Назавтра его мама пошла к врачу за лекарством, которое помогло бы ей унять слезы. За одну ночь она стала выглядеть на столько лет, сколько ей было на самом деле, — возможно, разом догнав свой возраст и внутренне. С Сэмом Муди судьба свела ее, когда ей было пятнадцать, — на автобусной остановке на Сорок третьей улице. Казалось, минуты не прошло с того дня, когда она сидела там, прислонясь к стене, — в солдатских башмаках, зеленой, в шотландскую клетку, юбке и свитере, украденном в магазине «Лорд и Тейлор», — подумывая, не завести ли себе татуировку на плече, подумывая, что хорошо бы влюбиться, но так, чтобы по уши, без памяти. Тогда-то он и сел рядом с ней — вот так, словно пришел на ее зов. Сэм улыбнулся, и ей подумалось — уж не таким ли образом ангелы заявляют о себе простым смертным? Садятся рядом и переворачивают вверх дном твою жизнь. Сэм сказал, Привет, кольнуться не хочешь? А Эми услышала, Ух ты, погибнешь с такой красоткой! Теперь же, после его смерти, вышло наоборот. Это она теперь погибла вместе с ним — безвозвратно. Сэм приходил к ним ночевать на их диване, жил вроде бы с ними, а вроде нет. Она привыкла полагаться на его непредсказуемость, хоть это и несколько своеобразный способ планировать свою жизнь. Но он всегда возвращался. По крайней мере — до сих пор. Вот почему, вероятно, ей сейчас не удавалось остановить свои слезы: утратив Сэма, она утратила и себя, ту девочку, какой была когда-то, — бесстрашную, которая очертя голову, без тени колебаний влюбилась на автобусной остановке «Порт-Оторити».

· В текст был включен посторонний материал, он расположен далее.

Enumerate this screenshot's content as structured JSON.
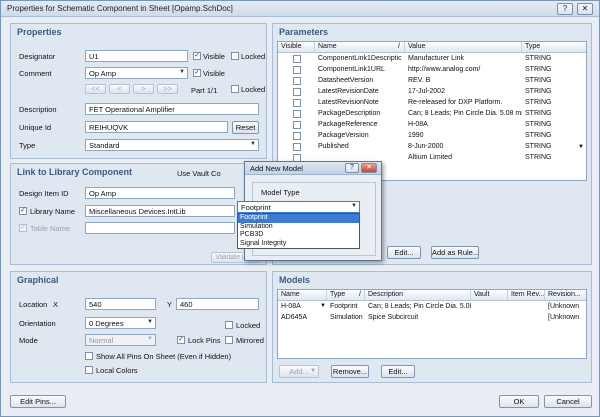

Когда Эми ушла к врачу, Уилл приготовил себе поесть, но выяснилось, что есть он не может. Желудок не принимает. К Уиллу упрямо возвращались мысли о несбыточном. Упрямо представлялось, будто вот-вот в дверь постучится отец, и все снова пойдет по-прежнему. Уилл никогда не рассказывал матери, что знает, где живет его отец, когда исчезает от них. Сэм один раз водил его туда — и даже такому, как Уилл, ясно было, что это просто жалкая дыра. Сначала там нужно было спуститься в подвал и уж оттуда взбираться наверх по металлической лестнице. Люди там жили в комнатах без дверей. Уилл и Сэм все поднимались без конца на самый верх. Сэм нес с собой попугая; попугайчик был маленький и умещался в кармане пальто. Его семья, поверенный его дум. Сэм часто разговаривал с попугаем, и прохожие на улице шарахались от него.
Ну, выбирай себе дверь — любую, сказал ему отец, когда подниматься стало больше некуда. Но никаких дверей не было — были загаженные клетушки без дверей. На полу валялись тюфяки, кое-где прикрытые постельным тряпьем; из батарей отопления сочилась вода. Воняло плесенью и мочой.